En pensant à mon patient récemment, avant de consulter l’article du Dr Kelly, je me suis retrouvé à me demander la même chose. À l’heure actuelle, la psychiatrie regroupe encore une variété d’expériences humaines dans des catégories de diagnostic uniques, comme la « schizophrénie », ou des symptômes unitaires, comme les « délires » ou les « hallucinations ». Mais il est de plus en plus reconnu qu’il existe une diversité significative au sein de ces étiquettes diagnostiques et que les symptômes peuvent varier le long d’un continuum de sévérité, entre autres choses. Comme je le dis souvent à mes étudiants, j’espère qu’un jour la psychiatrie ne se contentera pas de jeter la « paranoïa » et l' »érotomanie » dans la même boîte noire des « délires », mais qu’elle pourra au contraire les identifier comme des mécanismes cérébraux distincts représentant des processus cognitifs, comme la détection des menaces et des amours, qui ne fonctionnent pas correctement.

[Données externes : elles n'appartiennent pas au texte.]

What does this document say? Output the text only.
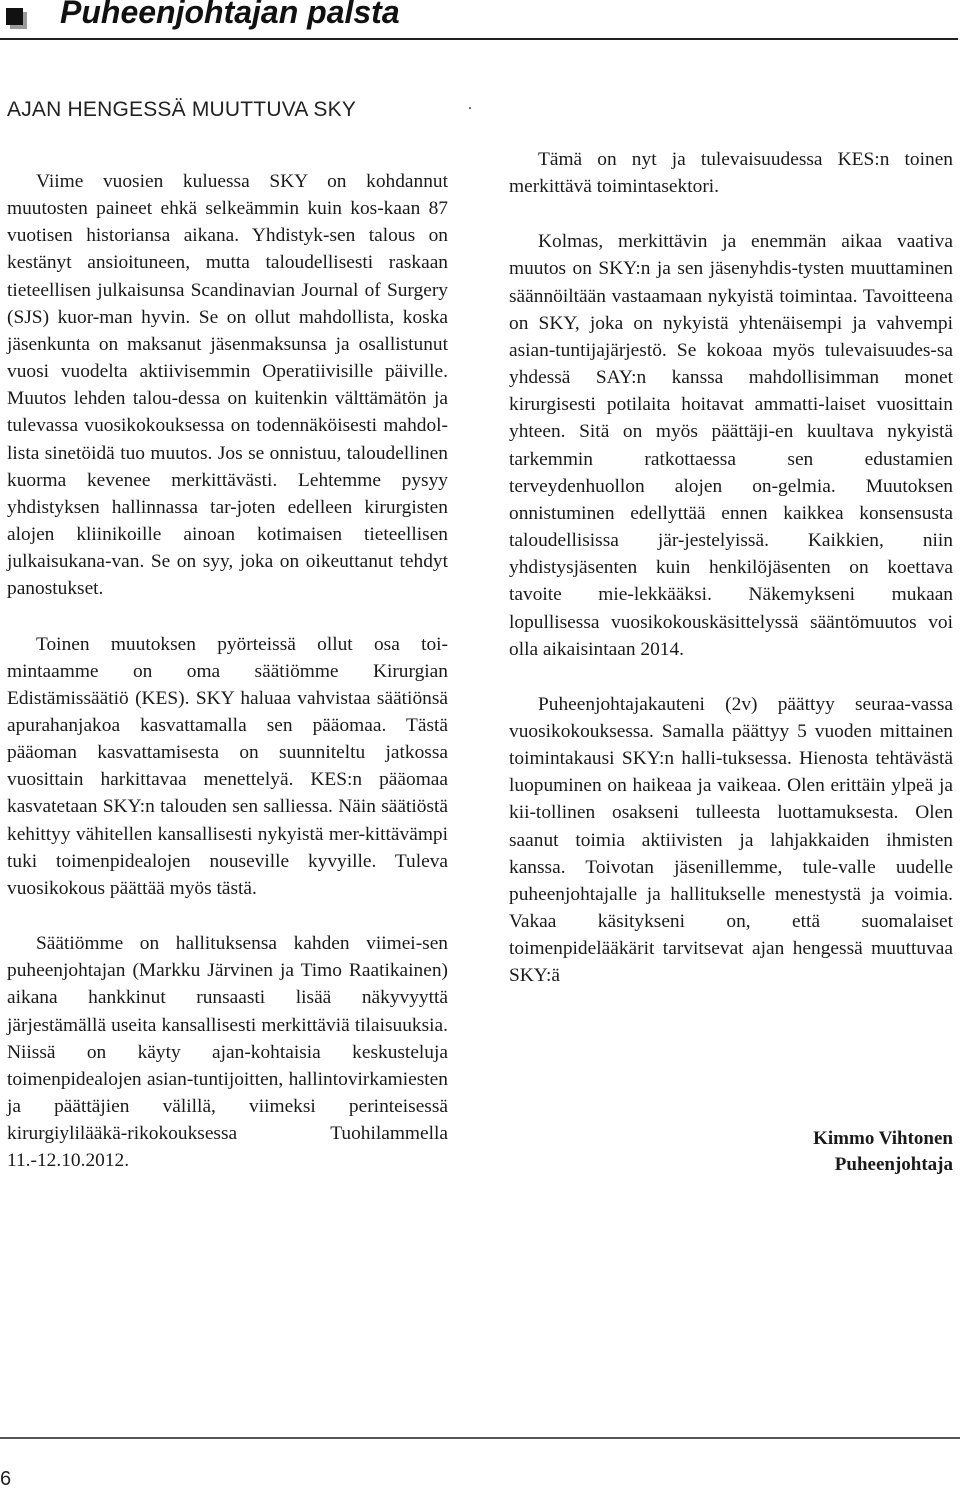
Puheenjohtajan palsta
.
AJAN HENGESSÄ MUUTTUVA SKY

Viime vuosien kuluessa SKY on kohdannut muutosten paineet ehkä selkeämmin kuin kos-kaan 87 vuotisen historiansa aikana. Yhdistyk-sen talous on kestänyt ansioituneen, mutta taloudellisesti raskaan tieteellisen julkaisunsa Scandinavian Journal of Surgery (SJS) kuor-man hyvin. Se on ollut mahdollista, koska jäsenkunta on maksanut jäsenmaksunsa ja osallistunut vuosi vuodelta aktiivisemmin Operatiivisille päiville. Muutos lehden talou-dessa on kuitenkin välttämätön ja tulevassa vuosikokouksessa on todennäköisesti mahdol-lista sinetöidä tuo muutos. Jos se onnistuu, taloudellinen kuorma kevenee merkittävästi. Lehtemme pysyy yhdistyksen hallinnassa tar-joten edelleen kirurgisten alojen kliinikoille ainoan kotimaisen tieteellisen julkaisukana-van. Se on syy, joka on oikeuttanut tehdyt panostukset.

Toinen muutoksen pyörteissä ollut osa toi-mintaamme on oma säätiömme Kirurgian Edistämissäätiö (KES). SKY haluaa vahvistaa säätiönsä apurahanjakoa kasvattamalla sen pääomaa. Tästä pääoman kasvattamisesta on suunniteltu jatkossa vuosittain harkittavaa menettelyä. KES:n pääomaa kasvatetaan SKY:n talouden sen salliessa. Näin säätiöstä kehittyy vähitellen kansallisesti nykyistä mer-kittävämpi tuki toimenpidealojen nouseville kyvyille. Tuleva vuosikokous päättää myös tästä.

Säätiömme on hallituksensa kahden viimei-sen puheenjohtajan (Markku Järvinen ja Timo Raatikainen) aikana hankkinut runsaasti lisää näkyvyyttä järjestämällä useita kansallisesti merkittäviä tilaisuuksia. Niissä on käyty ajan-kohtaisia keskusteluja toimenpidealojen asian-tuntijoitten, hallintovirkamiesten ja päättäjien välillä, viimeksi perinteisessä kirurgiylilääkä-rikokouksessa Tuohilammella 11.-12.10.2012.

Tämä on nyt ja tulevaisuudessa KES:n toinen merkittävä toimintasektori.

Kolmas, merkittävin ja enemmän aikaa vaativa muutos on SKY:n ja sen jäsenyhdis-tysten muuttaminen säännöiltään vastaamaan nykyistä toimintaa. Tavoitteena on SKY, joka on nykyistä yhtenäisempi ja vahvempi asian-tuntijajärjestö. Se kokoaa myös tulevaisuudes-sa yhdessä SAY:n kanssa mahdollisimman monet kirurgisesti potilaita hoitavat ammatti-laiset vuosittain yhteen. Sitä on myös päättäji-en kuultava nykyistä tarkemmin ratkottaessa sen edustamien terveydenhuollon alojen on-gelmia. Muutoksen onnistuminen edellyttää ennen kaikkea konsensusta taloudellisissa jär-jestelyissä. Kaikkien, niin yhdistysjäsenten kuin henkilöjäsenten on koettava tavoite mie-lekkääksi. Näkemykseni mukaan lopullisessa vuosikokouskäsittelyssä sääntömuutos voi olla aikaisintaan 2014.

Puheenjohtajakauteni (2v) päättyy seuraa-vassa vuosikokouksessa. Samalla päättyy 5 vuoden mittainen toimintakausi SKY:n halli-tuksessa. Hienosta tehtävästä luopuminen on haikeaa ja vaikeaa. Olen erittäin ylpeä ja kii-tollinen osakseni tulleesta luottamuksesta. Olen saanut toimia aktiivisten ja lahjakkaiden ihmisten kanssa. Toivotan jäsenillemme, tule-valle uudelle puheenjohtajalle ja hallitukselle menestystä ja voimia. Vakaa käsitykseni on, että suomalaiset toimenpidelääkärit tarvitsevat ajan hengessä muuttuvaa SKY:ä

Kimmo Vihtonen
Puheenjohtaja
6
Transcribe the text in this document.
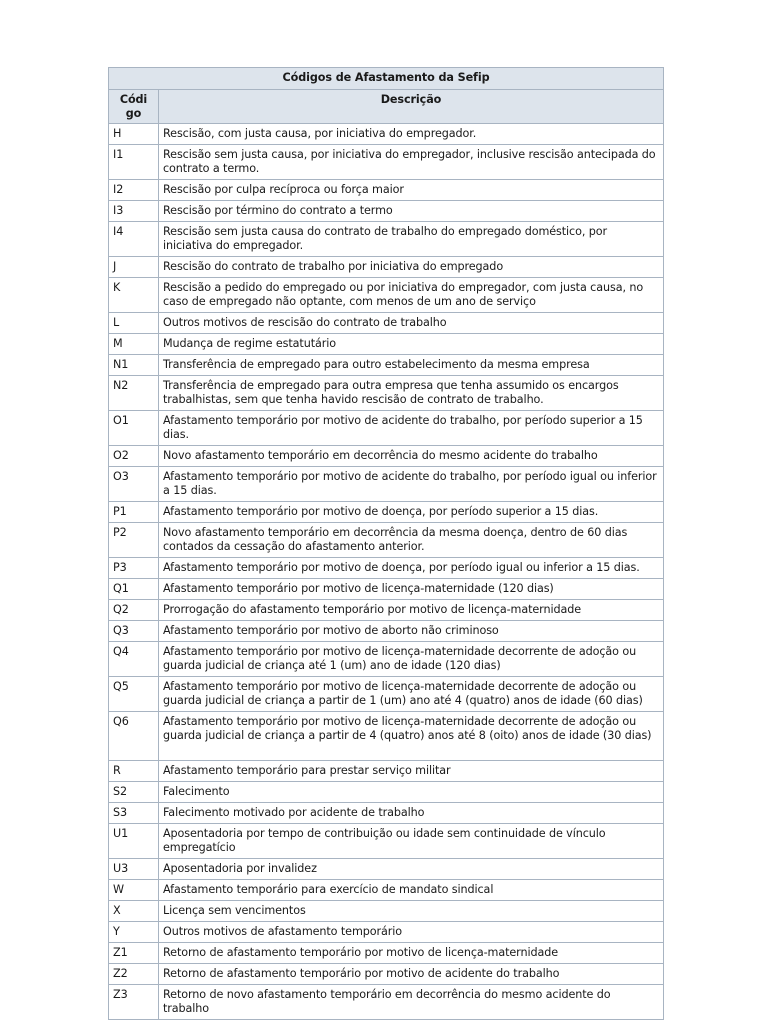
Códigos de Afastamento da Sefip	
Código	Descrição
H	Rescisão, com justa causa, por iniciativa do empregador.
I1	Rescisão sem justa causa, por iniciativa do empregador, inclusive rescisão antecipada do contrato a termo.
I2	Rescisão por culpa recíproca ou força maior
I3	Rescisão por término do contrato a termo
I4	Rescisão sem justa causa do contrato de trabalho do empregado doméstico, por iniciativa do empregador.
J	Rescisão do contrato de trabalho por iniciativa do empregado
K	Rescisão a pedido do empregado ou por iniciativa do empregador, com justa causa, no caso de empregado não optante, com menos de um ano de serviço
L	Outros motivos de rescisão do contrato de trabalho
M	Mudança de regime estatutário
N1	Transferência de empregado para outro estabelecimento da mesma empresa
N2	Transferência de empregado para outra empresa que tenha assumido os encargos trabalhistas, sem que tenha havido rescisão de contrato de trabalho.
O1	Afastamento temporário por motivo de acidente do trabalho, por período superior a 15 dias.
O2	Novo afastamento temporário em decorrência do mesmo acidente do trabalho
O3	Afastamento temporário por motivo de acidente do trabalho, por período igual ou inferior a 15 dias.
P1	Afastamento temporário por motivo de doença, por período superior a 15 dias.
P2	Novo afastamento temporário em decorrência da mesma doença, dentro de 60 dias contados da cessação do afastamento anterior.
P3	Afastamento temporário por motivo de doença, por período igual ou inferior a 15 dias.
Q1	Afastamento temporário por motivo de licença-maternidade (120 dias)
Q2	Prorrogação do afastamento temporário por motivo de licença-maternidade
Q3	Afastamento temporário por motivo de aborto não criminoso
Q4	Afastamento temporário por motivo de licença-maternidade decorrente de adoção ou guarda judicial de criança até 1 (um) ano de idade (120 dias)
Q5	Afastamento temporário por motivo de licença-maternidade decorrente de adoção ou guarda judicial de criança a partir de 1 (um) ano até 4 (quatro) anos de idade (60 dias)
Q6	Afastamento temporário por motivo de licença-maternidade decorrente de adoção ou guarda judicial de criança a partir de 4 (quatro) anos até 8 (oito) anos de idade (30 dias)
R	Afastamento temporário para prestar serviço militar
S2	Falecimento
S3	Falecimento motivado por acidente de trabalho
U1	Aposentadoria por tempo de contribuição ou idade sem continuidade de vínculo empregatício
U3	Aposentadoria por invalidez
W	Afastamento temporário para exercício de mandato sindical
X	Licença sem vencimentos
Y	Outros motivos de afastamento temporário
Z1	Retorno de afastamento temporário por motivo de licença-maternidade
Z2	Retorno de afastamento temporário por motivo de acidente do trabalho
Z3	Retorno de novo afastamento temporário em decorrência do mesmo acidente do trabalho
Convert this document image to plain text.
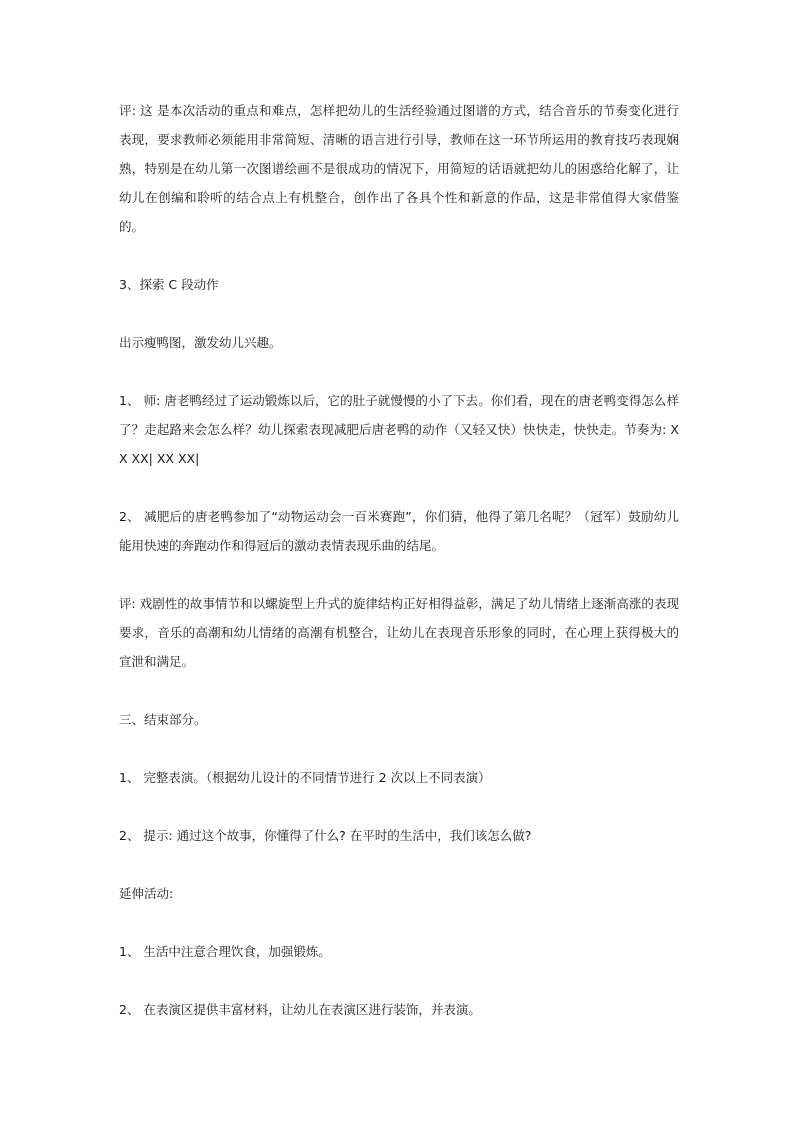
评: 这 是本次活动的重点和难点，怎样把幼儿的生活经验通过图谱的方式，结合音乐的节奏变化进行表现，要求教师必须能用非常简短、清晰的语言进行引导，教师在这一环节所运用的教育技巧表现娴熟，特别是在幼儿第一次图谱绘画不是很成功的情况下，用简短的话语就把幼儿的困惑给化解了，让幼儿在创编和聆听的结合点上有机整合，创作出了各具个性和新意的作品，这是非常值得大家借鉴的。

3、探索 C 段动作

出示瘦鸭图，激发幼儿兴趣。

1、 师: 唐老鸭经过了运动锻炼以后，它的肚子就慢慢的小了下去。你们看，现在的唐老鸭变得怎么样了？走起路来会怎么样？幼儿探索表现减肥后唐老鸭的动作（又轻又快）快快走，快快走。节奏为: XX XX| XX XX|

2、 减肥后的唐老鸭参加了“动物运动会一百米赛跑”，你们猜，他得了第几名呢？（冠军）鼓励幼儿能用快速的奔跑动作和得冠后的激动表情表现乐曲的结尾。

评: 戏剧性的故事情节和以螺旋型上升式的旋律结构正好相得益彰，满足了幼儿情绪上逐渐高涨的表现要求，音乐的高潮和幼儿情绪的高潮有机整合，让幼儿在表现音乐形象的同时，在心理上获得极大的宣泄和满足。

三、结束部分。

1、 完整表演。（根据幼儿设计的不同情节进行 2 次以上不同表演）

2、 提示: 通过这个故事，你懂得了什么? 在平时的生活中，我们该怎么做?

延伸活动:

1、 生活中注意合理饮食，加强锻炼。

2、 在表演区提供丰富材料，让幼儿在表演区进行装饰，并表演。
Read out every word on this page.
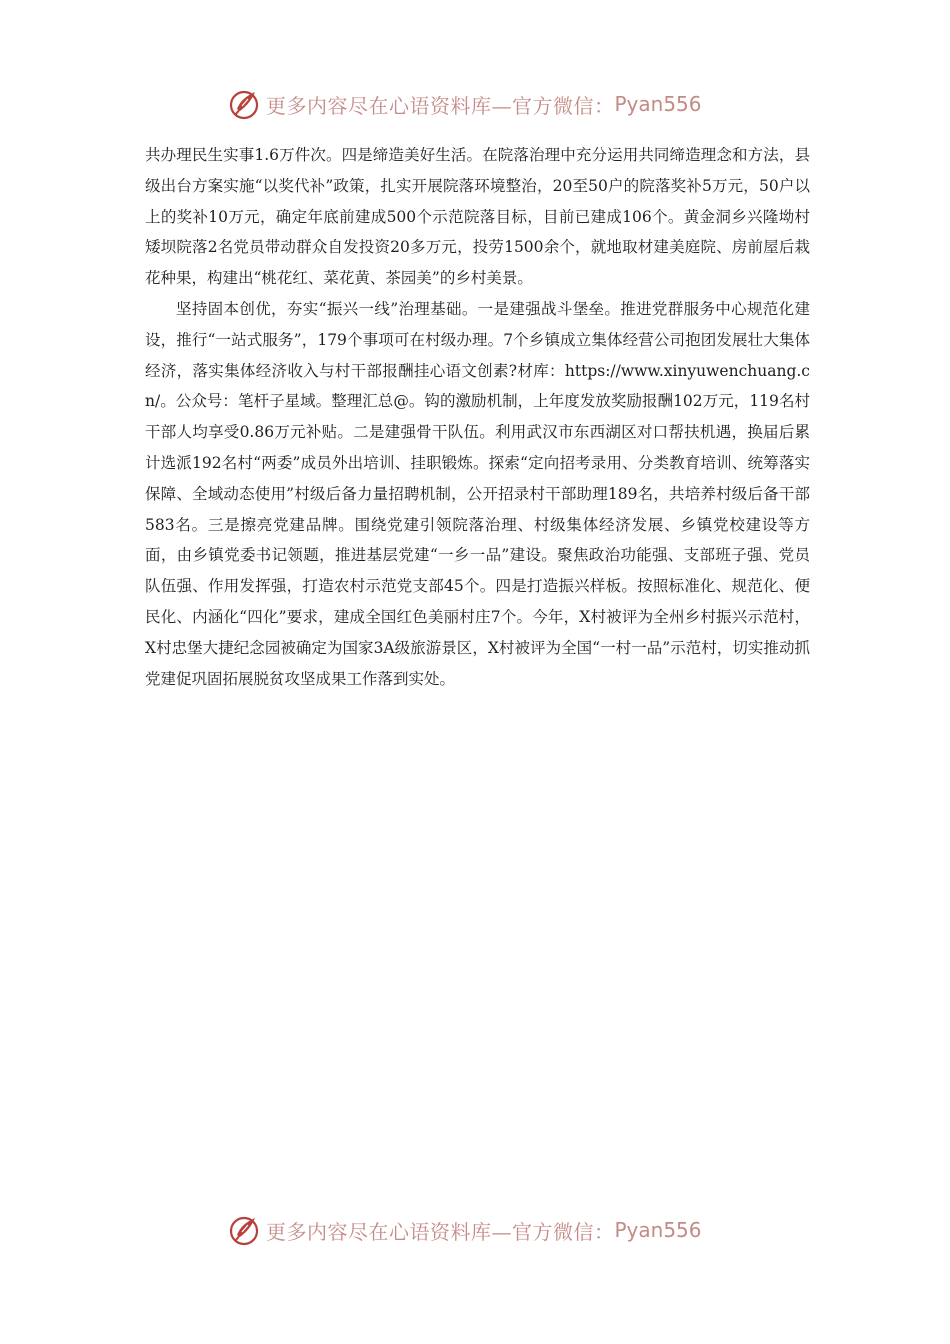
更多内容尽在心语资料库—官方微信： Pyan556

共办理民生实事1.6万件次。四是缔造美好生活。在院落治理中充分运用共同缔造理念和方法，县级出台方案实施“以奖代补”政策，扎实开展院落环境整治，20至50户的院落奖补5万元，50户以上的奖补10万元，确定年底前建成500个示范院落目标，目前已建成106个。黄金洞乡兴隆坳村矮坝院落2名党员带动群众自发投资20多万元，投劳1500余个，就地取材建美庭院、房前屋后栽花种果，构建出“桃花红、菜花黄、茶园美”的乡村美景。

坚持固本创优，夯实“振兴一线”治理基础。一是建强战斗堡垒。推进党群服务中心规范化建设，推行“一站式服务”，179个事项可在村级办理。7个乡镇成立集体经营公司抱团发展壮大集体经济，落实集体经济收入与村干部报酬挂心语文创素?材库：https://www.xinyuwenchuang.cn/。公众号：笔杆子星域。整理汇总@。钩的激励机制，上年度发放奖励报酬102万元，119名村干部人均享受0.86万元补贴。二是建强骨干队伍。利用武汉市东西湖区对口帮扶机遇，换届后累计选派192名村“两委”成员外出培训、挂职锻炼。探索“定向招考录用、分类教育培训、统筹落实保障、全域动态使用”村级后备力量招聘机制，公开招录村干部助理189名，共培养村级后备干部583名。三是擦亮党建品牌。围绕党建引领院落治理、村级集体经济发展、乡镇党校建设等方面，由乡镇党委书记领题，推进基层党建“一乡一品”建设。聚焦政治功能强、支部班子强、党员队伍强、作用发挥强，打造农村示范党支部45个。四是打造振兴样板。按照标准化、规范化、便民化、内涵化“四化”要求，建成全国红色美丽村庄7个。今年，X村被评为全州乡村振兴示范村，X村忠堡大捷纪念园被确定为国家3A级旅游景区，X村被评为全国“一村一品”示范村，切实推动抓党建促巩固拓展脱贫攻坚成果工作落到实处。

更多内容尽在心语资料库—官方微信： Pyan556
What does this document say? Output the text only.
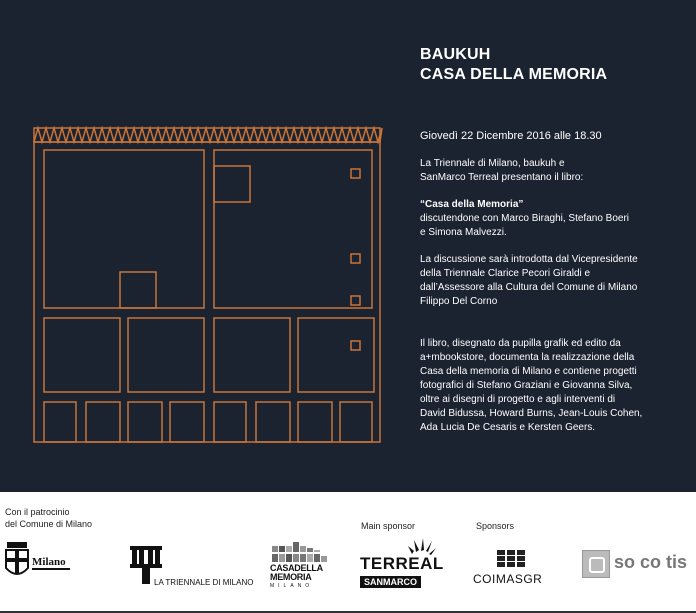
BAUKUH
CASA DELLA MEMORIA

Giovedì 22 Dicembre 2016 alle 18.30

La Triennale di Milano, baukuh e

SanMarco Terreal presentano il libro:

“Casa della Memoria”

discutendone con Marco Biraghi, Stefano Boeri

e Simona Malvezzi.

La discussione sarà introdotta dal Vicepresidente

della Triennale Clarice Pecori Giraldi e

dall’Assessore alla Cultura del Comune di Milano

Filippo Del Corno

Il libro, disegnato da pupilla grafik ed edito da

a+mbookstore, documenta la realizzazione della

Casa della memoria di Milano e contiene progetti

fotografici di Stefano Graziani e Giovanna Silva,

oltre ai disegni di progetto e agli interventi di

David Bidussa, Howard Burns, Jean-Louis Cohen,

Ada Lucia De Cesaris e Kersten Geers.

Con il patrocinio
del Comune di Milano	Main sponsor	Sponsors
Milano
LA TRIENNALE DI MILANO
CASADELLA
MEMORIA
MILANO
TERREAL
SANMARCO	COIMASGR
so co tis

Pour être clair, cependant, ce serait une erreur d’assimiler tout amour à un délire, tout comme ce serait une erreur de confondre les délires érotomaniaques avec un amour véritable et réciproque. Dans un récent billet de blog, j’ai abordé le phénomène des » illusions positives » – des croyances erronées sur nous-mêmes (et parfois sur nos proches) qui peuvent être favorisées par l’évolution. Mais l’érotomanie n’a rien de positif, de sain ou d’adaptatif. Elle peut représenter un extrême d’un continuum évolutif, mais c’est un extrême qui entraîne généralement une souffrance considérable pour la personne atteinte de l’illusion, ainsi que pour les malheureuses cibles de son obsession.
Heureusement pour la plupart d’entre nous, c’est beaucoup moins vrai pour le véritable amour.